From the perspective of an early career researcher who has not had much contact with clinicians or medical engineers, I felt stretched as well as enlightened, especially as discussions moved into more medically orientated domains. However, hearing about the wide-ranging applications of health-related research, both during the meetings and during the research open day, was fascinating.

Our hosts at the University of Sydney composed an excellent agenda for a research open day which included a series of talks from academics who are breaking ground in their fields. Multidisciplinary conferences are uncommon so having the opportunity to hear about health-related research from clinical, engineering and public health perspectives was widely appreciated.

The research open day focussed on digital health and multidisciplinary collaboration and included talks, I presented my work on the use of consumer-generated data for disease and public health surveillance. Other talks included:

The research open day concluded with an insightful panel session focussed on the challenges of interdisciplinary research and research training. Emerging from the panel discussion, presentations and our WUN meetings, was that the benefits of undertaking multidisciplinary research are well understood and researchers are keen to work with colleagues in adjacent fields. Multidisciplinary teams foster the development of creative approaches to problem-solving as different disciplines view challenges from contrasting perspectives. Public health researchers and health geographers are often unable to work with individual-level data and so tend to take a whole systems approach, typically using large national level datasets and aggregated data alongside creative modelling techniques, such as Agent-Based Modelling and Microsimulation. Conversely, clinicians meet with individual patients on an everyday basis and therefore often overlook a whole systems approach, understandably focusing on individual-level interventions and results.

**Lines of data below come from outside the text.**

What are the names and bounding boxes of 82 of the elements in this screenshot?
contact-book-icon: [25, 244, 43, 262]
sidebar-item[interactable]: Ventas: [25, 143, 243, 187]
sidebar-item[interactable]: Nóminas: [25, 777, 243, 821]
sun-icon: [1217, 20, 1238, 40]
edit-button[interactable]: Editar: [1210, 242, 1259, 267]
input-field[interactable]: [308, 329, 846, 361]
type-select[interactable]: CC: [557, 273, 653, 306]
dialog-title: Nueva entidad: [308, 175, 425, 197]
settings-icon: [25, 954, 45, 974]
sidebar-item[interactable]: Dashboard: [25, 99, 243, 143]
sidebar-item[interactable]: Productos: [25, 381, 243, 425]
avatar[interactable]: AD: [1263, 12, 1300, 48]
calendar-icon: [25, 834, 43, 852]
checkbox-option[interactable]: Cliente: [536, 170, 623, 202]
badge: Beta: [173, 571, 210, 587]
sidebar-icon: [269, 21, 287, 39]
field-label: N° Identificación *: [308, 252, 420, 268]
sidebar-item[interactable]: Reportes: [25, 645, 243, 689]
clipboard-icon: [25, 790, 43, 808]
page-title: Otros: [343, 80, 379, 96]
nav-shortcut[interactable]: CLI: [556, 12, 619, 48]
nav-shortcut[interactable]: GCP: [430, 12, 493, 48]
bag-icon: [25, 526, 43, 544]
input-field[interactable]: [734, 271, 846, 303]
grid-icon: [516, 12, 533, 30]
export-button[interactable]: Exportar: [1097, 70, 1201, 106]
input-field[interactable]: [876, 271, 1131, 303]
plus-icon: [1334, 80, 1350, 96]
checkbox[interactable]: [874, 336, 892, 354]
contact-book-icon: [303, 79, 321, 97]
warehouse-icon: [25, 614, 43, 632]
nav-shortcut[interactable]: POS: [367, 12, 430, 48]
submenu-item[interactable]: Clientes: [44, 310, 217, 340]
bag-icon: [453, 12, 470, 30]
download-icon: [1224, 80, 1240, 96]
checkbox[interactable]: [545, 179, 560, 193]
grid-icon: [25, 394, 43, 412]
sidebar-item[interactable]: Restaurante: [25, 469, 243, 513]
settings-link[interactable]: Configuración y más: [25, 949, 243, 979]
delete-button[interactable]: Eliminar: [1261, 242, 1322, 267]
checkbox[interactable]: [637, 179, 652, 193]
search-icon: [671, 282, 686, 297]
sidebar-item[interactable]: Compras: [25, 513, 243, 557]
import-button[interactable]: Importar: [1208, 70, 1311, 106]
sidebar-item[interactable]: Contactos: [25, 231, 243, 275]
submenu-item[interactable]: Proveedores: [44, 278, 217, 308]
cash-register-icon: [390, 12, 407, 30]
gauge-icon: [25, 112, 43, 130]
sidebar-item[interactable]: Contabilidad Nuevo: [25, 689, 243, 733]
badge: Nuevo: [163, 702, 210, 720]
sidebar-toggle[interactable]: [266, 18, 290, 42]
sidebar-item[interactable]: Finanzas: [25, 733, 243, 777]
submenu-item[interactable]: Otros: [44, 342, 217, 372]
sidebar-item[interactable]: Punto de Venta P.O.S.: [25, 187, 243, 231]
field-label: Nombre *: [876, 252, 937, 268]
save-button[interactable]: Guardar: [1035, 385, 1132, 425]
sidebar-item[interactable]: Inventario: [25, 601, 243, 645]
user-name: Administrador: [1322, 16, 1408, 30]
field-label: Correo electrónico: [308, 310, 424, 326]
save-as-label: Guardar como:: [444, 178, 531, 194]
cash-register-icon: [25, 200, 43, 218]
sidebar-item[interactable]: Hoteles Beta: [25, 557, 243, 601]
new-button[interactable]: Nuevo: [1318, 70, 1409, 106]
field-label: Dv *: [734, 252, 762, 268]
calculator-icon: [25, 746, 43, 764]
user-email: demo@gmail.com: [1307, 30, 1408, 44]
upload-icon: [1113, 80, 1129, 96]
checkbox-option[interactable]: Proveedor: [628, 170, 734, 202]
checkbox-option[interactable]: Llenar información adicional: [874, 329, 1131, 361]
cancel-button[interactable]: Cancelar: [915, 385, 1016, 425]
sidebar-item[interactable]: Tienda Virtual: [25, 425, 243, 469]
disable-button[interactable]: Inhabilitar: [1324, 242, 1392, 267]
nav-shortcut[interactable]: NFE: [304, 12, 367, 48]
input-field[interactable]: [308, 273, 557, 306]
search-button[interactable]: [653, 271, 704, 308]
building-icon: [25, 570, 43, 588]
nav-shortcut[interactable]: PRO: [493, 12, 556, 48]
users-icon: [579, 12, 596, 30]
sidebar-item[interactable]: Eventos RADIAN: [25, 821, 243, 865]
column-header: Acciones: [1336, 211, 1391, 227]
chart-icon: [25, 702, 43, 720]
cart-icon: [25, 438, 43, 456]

Our four-day network meeting concluded with a discussion around the barriers and potential solutions for undertaking multidisciplinary health-related research in a progressively digital era, with plans to write a narrative article summarising the main issues. Multidisciplinary research certainly has its advantages. A varied team can support each other in approaching a problem in an innovative way, but there will be challenges to overcome with regards to discipline specific language barriers, different thought processes and assumptions of ‘normality’ within disciplines. Clearly, lessons can be learnt from adjacent fields to create novel approaches to address some of the large healthcare and health-related challenges of the modern day.